Anonyme Aids-Tests ohne ausdrückliches Einverständnis der Probanden sollen über die tatsächliche Ausbreitung des HI-Virus in der Schweiz Aufschluss geben und noch effektivere Präventionsmassnahmen ermöglichen. Der entsprechende Verordnungsentwurf stiess in der Vernehmlassung auf breite Zustimmung. Das sogenannte "Unlinked Anonymous Screening" verwendet Blutproben, die Patienten in Spitälern, Arztpraxen oder Laboratorien zu anderen medizinischen Zwecken ohnehin entnommen werden.

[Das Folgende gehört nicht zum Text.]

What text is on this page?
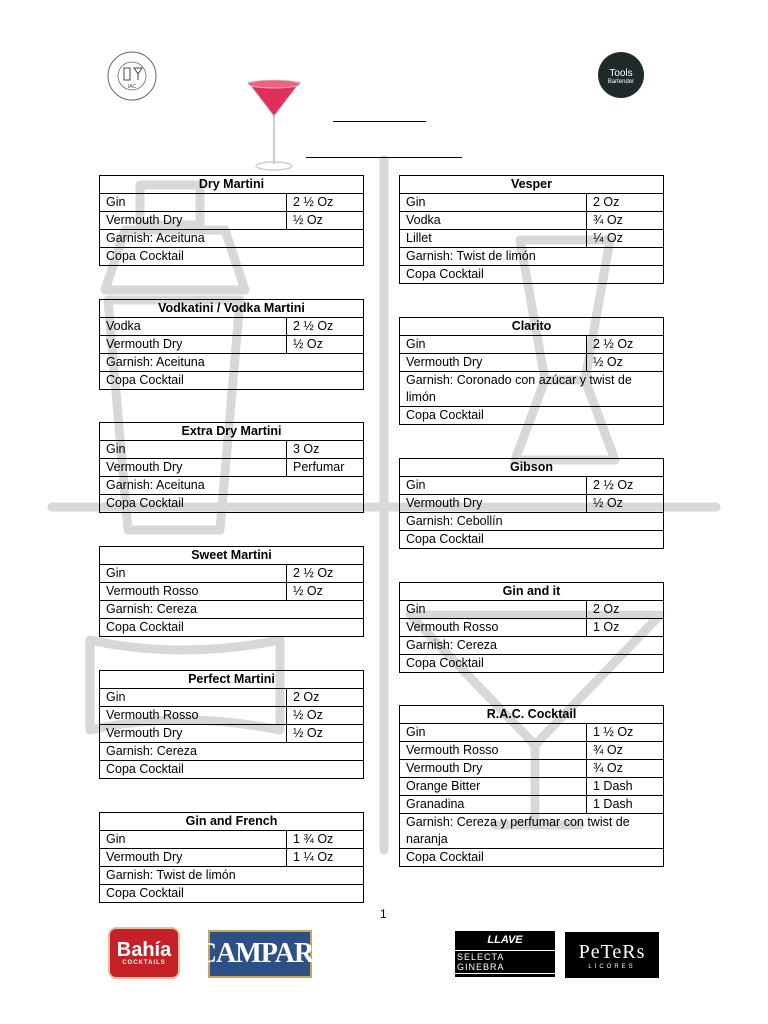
IAC
Tools
Bartender
Dry Martini	
Gin	2 ½ Oz
Vermouth Dry	½ Oz
Garnish: Aceituna	
Copa Cocktail	
Vodkatini / Vodka Martini	
Vodka	2 ½ Oz
Vermouth Dry	½ Oz
Garnish: Aceituna	
Copa Cocktail	
Extra Dry Martini	
Gin	3 Oz
Vermouth Dry	Perfumar
Garnish: Aceituna	
Copa Cocktail	
Sweet Martini	
Gin	2 ½ Oz
Vermouth Rosso	½ Oz
Garnish: Cereza	
Copa Cocktail	
Perfect Martini	
Gin	2 Oz
Vermouth Rosso	½ Oz
Vermouth Dry	½ Oz
Garnish: Cereza	
Copa Cocktail	
Gin and French	
Gin	1 ¾ Oz
Vermouth Dry	1 ¼ Oz
Garnish: Twist de limón	
Copa Cocktail	
Vesper	
Gin	2 Oz
Vodka	¾ Oz
Lillet	¼ Oz
Garnish: Twist de limón	
Copa Cocktail	
Clarito	
Gin	2 ½ Oz
Vermouth Dry	½ Oz
Garnish: Coronado con azúcar y twist de limón	
Copa Cocktail	
Gibson	
Gin	2 ½ Oz
Vermouth Dry	½ Oz
Garnish: Cebollín	
Copa Cocktail	
Gin and it	
Gin	2 Oz
Vermouth Rosso	1 Oz
Garnish: Cereza	
Copa Cocktail	
R.A.C. Cocktail	
Gin	1 ½ Oz
Vermouth Rosso	¾ Oz
Vermouth Dry	¾ Oz
Orange Bitter	1 Dash
Granadina	1 Dash
Garnish: Cereza y perfumar con twist de naranja	
Copa Cocktail	
1
Bahía
COCKTAILS CAMPARI	LLAVE
SELECTA GINEBRA
PeTeRs
LICORES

Die Blutproben werden vollständig anonymisiert und von den vorgegebenen Teststellen auf HIV untersucht. Die Teststellen dürfen dabei nicht mit den Entnahmestellen identisch sein. Erhoben werden für das Screening lediglich Angaben über Alter, Geschlecht und Wohnregion der Testperson. Die Teilnahme am Screening) kann vom Patienten verweigert werden [20].
Die Kontroverse um HIV-verseuchte Blutpräparate flackerte erneut auf. Ein aidsinfizierter Hämophiler reichte Strafklage gegen Unbekannt ein — wobei aber klar war, dass er das BAG, die IKS und den Blutspendedienst des Schweizerischen Roten Kreuzes (SRK) meinte—, da er durch eine Bluttransfusion mit dem HI-Virus kontaminiert worden war. Er erhielt indirekte Unterstützung vom ehemaligen Leiter des Zentrallaboratoriums des SRK, der öffentlich erklärte, Opfer wären zu vermeiden gewesen, wenn die verantwortlichen Behörden rechtzeitig gehandelt hätten. Diese Anschuldigungen führten Ende Jahr zu einer konkreten Reaktion des SRK: Es entschloss sich, unter Mithilfe des BAG, welches dies schon mehrfach angeregt hatte, ein "Look back" durchzuführen, d.h. die Blutspendenempfänger, welche zwischen 1982 und 1985 womöglich ohne ihr Wissen mit kontaminiertem Blut angesteckt wurden, durch Zurückverfolgung der kritischen Blutkonserven ausfindig zu machen. Bisher hatte das SRK dies stets mit dem Hinweis auf die grosse psychische Belastung abgelehnt, welcher nicht infizierte Blutempfänger während des Abklärungsverfahrens ausgesetzt wären, sowie mit dem Fehlen wirksamer Medikamente gegen die Infektion [21].
 
[16] BAG-Bulletin, 1993, S. 18 ff.
[17] Bund, 23.6.92; Presse vom 18.11.92. Diese internationale Rückendeckung war für das BAG und die AHS umso bedeutender, als deren Kampagnen in letzter Zeit mehrfach von der repressiv ausgerichteten "Aids Aufklärung Schweiz" (AAS) unter Beschuss genommen wurden. Hartnäckig hielt sich das Gerücht, BR Cotti gerate zunehmend unter den Einfluss der AAS und des dahinter stehenden Vereins zur Förderung der psychologischen Menschenkenntnis (VPM): Presse vom 26.5.92; TA, 27.5. und 4.7.92; WoZ, 5.6.92; Ww, 18.6.92; NQ, 23.7.92. Cotti bestritt jede Beeinflussung (BüZ, 27.5.92).
[18] LNN. 3.10.92 und 20.1.93. Siehe SPJ 1991, S. 213:
[19] Presse vom 5.2.92.
[20] Presse vom 15.7. und 26.11.92; NZZ, 20.7.92.
[21] Presse vom 11.5. und 22.12.92; NQ, 12.5. und 19.12.92; Bund, 13.5.92; 24 Heures, 25.6.92 ; Presse vom 7.7.92; TA, 10.8., 18.8. und 23.9.92.